A recent news report claimed that if the entire unbanked population were a country, it would be the world’s 8th largest nation. Financial inclusion is about bringing these vulnerable, marginalised communities into the formalised system of banking. Doing away with the unfair, illegal, even exploitative practices of informal banking. Because money is a private matter, designing for financial services are always tricky. When working on a recent service design assignment, we used specially formulated design thinking tools at Future Factory, to uncover these secrets. Interestingly, the technology levers that drive financial inclusion can be summed up in 3 major observations:
The Masses Needs Cutting Edge Technology the Most
Financial inclusion is more about being counted than about contribution. But historically, banking has been the prerogative of the privileged, and has been designed around those who have, not the have-nots. But when financial services have to be designed around the marginalised, even deprived communities, the first hurdle is the least accounted for: the ability to read and write. In India, where nearly a fourth of the population is illiterate and most of these are from the deprived communities, banks have to work around documentation and yet ensure financial compliance. Technology is a natural choice, with biometrics finding their way into every such project. But account holders still have to validate addresses and next of kin. In a country which speaks 23 official languages, cutting edge voice activated technology is probably next. And for an illiterate community, the more the interaction is simplified, the more successful is the adoption. So, user interaction too, needs to be highly advanced. In an age that democratises technology, it is fitting that one of the least developed markets should use of the most advanced technologies for successful design and innovation.

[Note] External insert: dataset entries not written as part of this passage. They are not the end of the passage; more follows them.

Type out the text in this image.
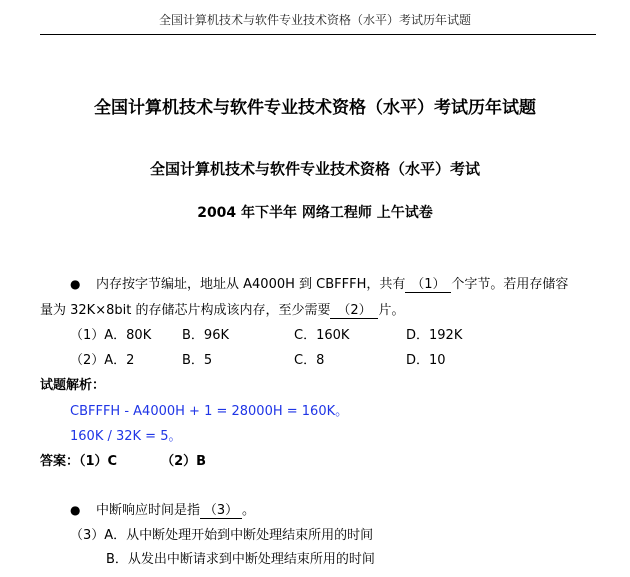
全国计算机技术与软件专业技术资格（水平）考试历年试题
全国计算机技术与软件专业技术资格（水平）考试历年试题
全国计算机技术与软件专业技术资格（水平）考试
2004 年下半年 网络工程师 上午试卷
● 内存按字节编址，地址从 A4000H 到 CBFFFH，共有 （1） 个字节。若用存储容
量为 32K×8bit 的存储芯片构成该内存，至少需要 （2） 片。
（1）A．80K B．96K	C．160K	D．192K
（2）A．2	B．5	C．8	D．10
试题解析：
CBFFFH - A4000H + 1 = 28000H = 160K。
160K / 32K = 5。
答案：（1）C	（2）B
● 中断响应时间是指 （3） 。
（3）A．从中断处理开始到中断处理结束所用的时间
B．从发出中断请求到中断处理结束所用的时间
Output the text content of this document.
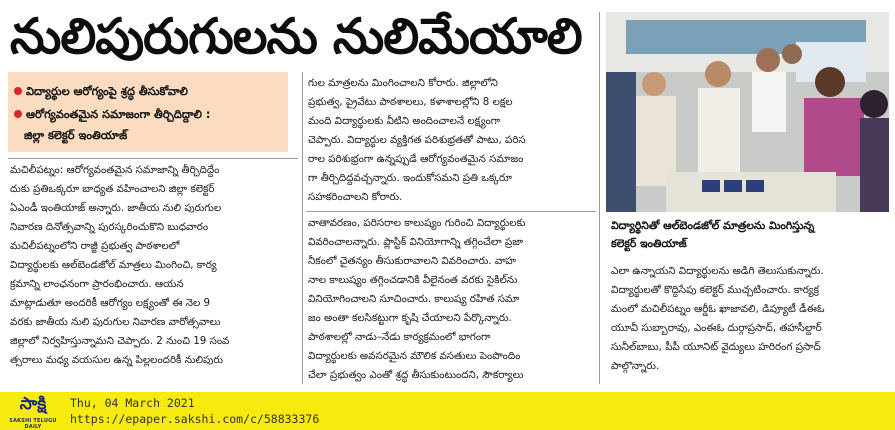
నులిపురుగులను నులిమేయాలి
విద్యార్థుల ఆరోగ్యంపై శ్రద్ధ తీసుకోవాలి
ఆరోగ్యవంతమైన సమాజంగా తీర్చిదిద్దాలి :
జిల్లా కలెక్టర్ ఇంతియాజ్
మచిలీపట్నం: ఆరోగ్యవంతమైన సమాజాన్ని తీర్చిదిద్దేం
దుకు ప్రతిఒక్కరూ బాధ్యత వహించాలని జిల్లా కలెక్టర్
ఏఎండీ ఇంతియాజ్ అన్నారు. జాతీయ నులి పురుగుల
నివారణ దినోత్సవాన్ని పురస్కరించుకొని బుధవారం
మచిలీపట్నంలోని రాజ్జీ ప్రభుత్వ పాఠశాలలో
విద్యార్థులకు ఆల్‌బెండజోల్ మాత్రలు మింగించి, కార్య
క్రమాన్ని లాంఛనంగా ప్రారంభించారు. ఆయన
మాట్లాడుతూ అందరికీ ఆరోగ్యం లక్ష్యంతో ఈ నెల 9
వరకు జాతీయ నులి పురుగుల నివారణ వారోత్సవాలు
జిల్లాలో నిర్వహిస్తున్నామని చెప్పారు. 2 నుంచి 19 సంవ
త్సరాలు మధ్య వయసుల ఉన్న పిల్లలందరికీ నులిపురు
గుల మాత్రలను మింగించాలని కోరారు. జిల్లాలోని
ప్రభుత్వ, ప్రైవేటు పాఠశాలలు, కళాశాలల్లోని 8 లక్షల
మంది విద్యార్థులకు వీటిని అందించాలనే లక్ష్యంగా
చెప్పారు. విద్యార్థుల వ్యక్తిగత పరిశుభ్రతతో పాటు, పరిస
రాల పరిశుభ్రంగా ఉన్నప్పుడే ఆరోగ్యవంతమైన సమాజం
గా తీర్చిదిద్దవచ్చన్నారు. ఇందుకోసమని ప్రతి ఒక్కరూ
సహకరించాలని కోరారు.
వాతావరణం, పరిసరాల కాలుష్యం గురించి విద్యార్థులకు
వివరించాలన్నారు. ప్లాస్టిక్ వినియోగాన్ని తగ్గించేలా ప్రజా
నీకంలో చైతన్యం తీసుకురావాలని వివరించారు. వాహ
నాల కాలుష్యం తగ్గించడానికి వీలైనంత వరకు సైకిల్‌ను
వినియోగించాలని సూచించారు. కాలుష్య రహిత సమా
జం అంతా కలసికట్టుగా కృషి చేయాలని పేర్కొన్నారు.
పాఠశాలల్లో నాడు–నేడు కార్యక్రమంలో భాగంగా
విద్యార్థులకు అవసరమైన మౌలిక వసతులు పెంపొందిం
చేలా ప్రభుత్వం ఎంతో శ్రద్ధ తీసుకుంటుందని, సౌకర్యాలు
విద్యార్థినితో ఆల్‌బెండజోల్ మాత్రలను మింగిస్తున్న
కలెక్టర్ ఇంతియాజ్
ఎలా ఉన్నాయని విద్యార్థులను అడిగి తెలుసుకున్నారు.
విద్యార్థులతో కొద్దిసేపు కలెక్టర్ ముచ్చటించారు. కార్యక్ర
మంలో మచిలీపట్నం ఆర్డీఓ ఖాజావలి, డిప్యూటీ డీఈఓ
యూవీ సుబ్బారావు, ఎంఈఓ దుర్గాప్రసాద్, తహసీల్దార్
సునీల్‌బాబు, పీపీ యూనిట్ వైద్యులు హరిరంగ ప్రసాద్
పాల్గొన్నారు.
సాక్షి
SAKSHI TELUGU DAILY
Thu, 04 March 2021
https://epaper.sakshi.com/c/58833376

Security and Fraud is as much about the User as about the Technology
Financial services rest on the security that technology can provide. But technology is only as secure as its use. And for a community that is new to such services, naivety can be a major challenge. Rural communities thrive on trust. In their experience, it is the people from whom they have historically benefitted, who can help secure their future. Rural banking has been about relationships (which is why the local moneylender has enjoyed a privileged role). But as we move to ensure fairer practices, the “relationship” is replaced by the “institution”. And technology must work harder to provide security, to a community that trusts more than it probably should. In our research, we watched account-holders handover their security pins to their agents, saw them share their details with a trusting openness that was both endearing and troubling. In all the technology we reviewed, it seemed difficult to guarantee security to a man who implicitly trusted his agent. It left us wondering whether the effort here should be towards uncovering that impenetrable technology, or about educating new users on the use and vulnerability of existing technologies.
Convenience is Money, literally
For Rural communities to bank, they must travel hours to the nearest town, stand in line, and spend a whole day to access their own cash. And often, a day’s loss in wages is too high an interest to pay. Mobile banking can improve access, but not to offer a convenience. Instead, it must focus on reducing the interest of a day’s loss in wages. When considered in this way, design is not so much about ease of use, as it is about saving time. It is not so much about making things intuitive and friendly, as it is about improving efficiency.
Technology is a great leveller for innovation, and a great social leveller too. Design for vulnerable communities can benefit greatly from its use. But while we design, we must understand the strength of the technology in context to its adoption. Only then can we successfully design for its use.